Last season, Mike Tauchman was one of the unsung hero of the New York Yankees. The team had some incredibly bad luck with injuries and someone needed to step up his game. Thankfully, Clint Frazier did it for a while and Brett Gardner had a career-best year.
However, Tauchman came almost out of the blue and performed admirably: he finished 2019 with 2.6 fWAR in just 87 games, which translated to a 162-game pace, is roughly 4.8 wins above replacement. That number would make him a borderline star.
But is Tauchman really a 4.8 WAR player? Well, he looks the part defensively. He had a 4.2 “Def” rating according to Fangraphs, which is basically 4.2 fielding runs above average.In left field, he had 12 DRS, 6.3 UZR and 19.1 UZR/150 in 472.2 frames. He was elite out there.
The New York Yankees also sent him for 99.2 innings in center field, and he was OK there, too. He had 2 DRS, 0.7 UZR and 3.7 UZR/150 while patroling the outfield’s most difficult position.
On the basepaths, Tauchman was also a net positive. The Yankees’ outfielder stole six bases plus four on the minors, and had a +1.2 base running rating per Fangraphs.
Is the Yankees’ outfielder a true-talent +.500-slugging hitter?
The offensive side of the game is where his value is more difficult to identify. He slashed .277/.361/.504 with a .364 wOBA and a 128 wRC+, all very good numbers. He hit 13 home runs in just under 300 plate appearances (296.) But his expected stats were somewhat lacking (.248 xBA, .412 xSLG, .323 xwOBA) and that raises the question about the sustainability of his performance.
He did, however, had a more than decent hard-hit rate of over 39 percent and upped his average exit velocity to the 88.5 mph range.
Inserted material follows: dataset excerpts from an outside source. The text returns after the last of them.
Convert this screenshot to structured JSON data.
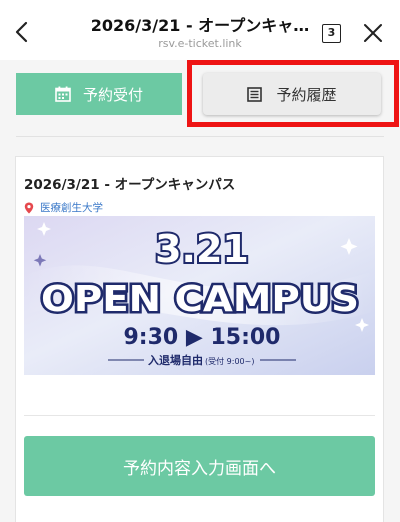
{
  "header": {
    "title": "2026/3/21 - オープンキャ…",
    "subtitle": "rsv.e-ticket.link",
    "tab_count": "3"
  },
  "tabs": {
    "receive_label": "予約受付",
    "history_label": "予約履歴"
  },
  "event": {
    "title": "2026/3/21 - オープンキャンパス",
    "location": "医療創生大学",
    "banner": {
      "date": "3.21",
      "headline": "OPEN CAMPUS",
      "time": "9:30 ▶ 15:00",
      "note": "入退場自由",
      "note_sub": "(受付 9:00~)"
    },
    "cta_label": "予約内容入力画面へ"
  },
  "colors": {
    "accent_green": "#6cc9a3",
    "highlight_red": "#ee1414",
    "link_blue": "#3a78c8",
    "banner_text": "#1f2a6b"
  }
}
So while he may not be a true-talent .277/.361/.504 hitter, he looks capable of batting in the .260-.270 range while slugging somewhere in the neighborhood of .470-.480 and sporting an OBP near .350. With his defense and baserunning, that would make him a very good player, and the Yankees surely won’t complain.
If the coronavirus outbreak hadn’t stopped the season from starting when it was scheduled, Tauchman would have been an unquestioned regular, either in center or left field (he was elite in the latter last year.) However, that wasn’t the case and MLB and the union are still negotiating the terms for a restart, which have caused injured stars in the Yankees’ lineup such as Aaron Judge, Aaron Hicks and Giancarlo Stanton, to get healthier.
Unfortunately for Tauchman, they are all outfielders, and they will all play at least semi-regularly if they aren’t hurt. That’s why Tauchman’s prospects for regular playing time have taken a hit in the last few weeks, and will worsen if there isn’t a quick resolution.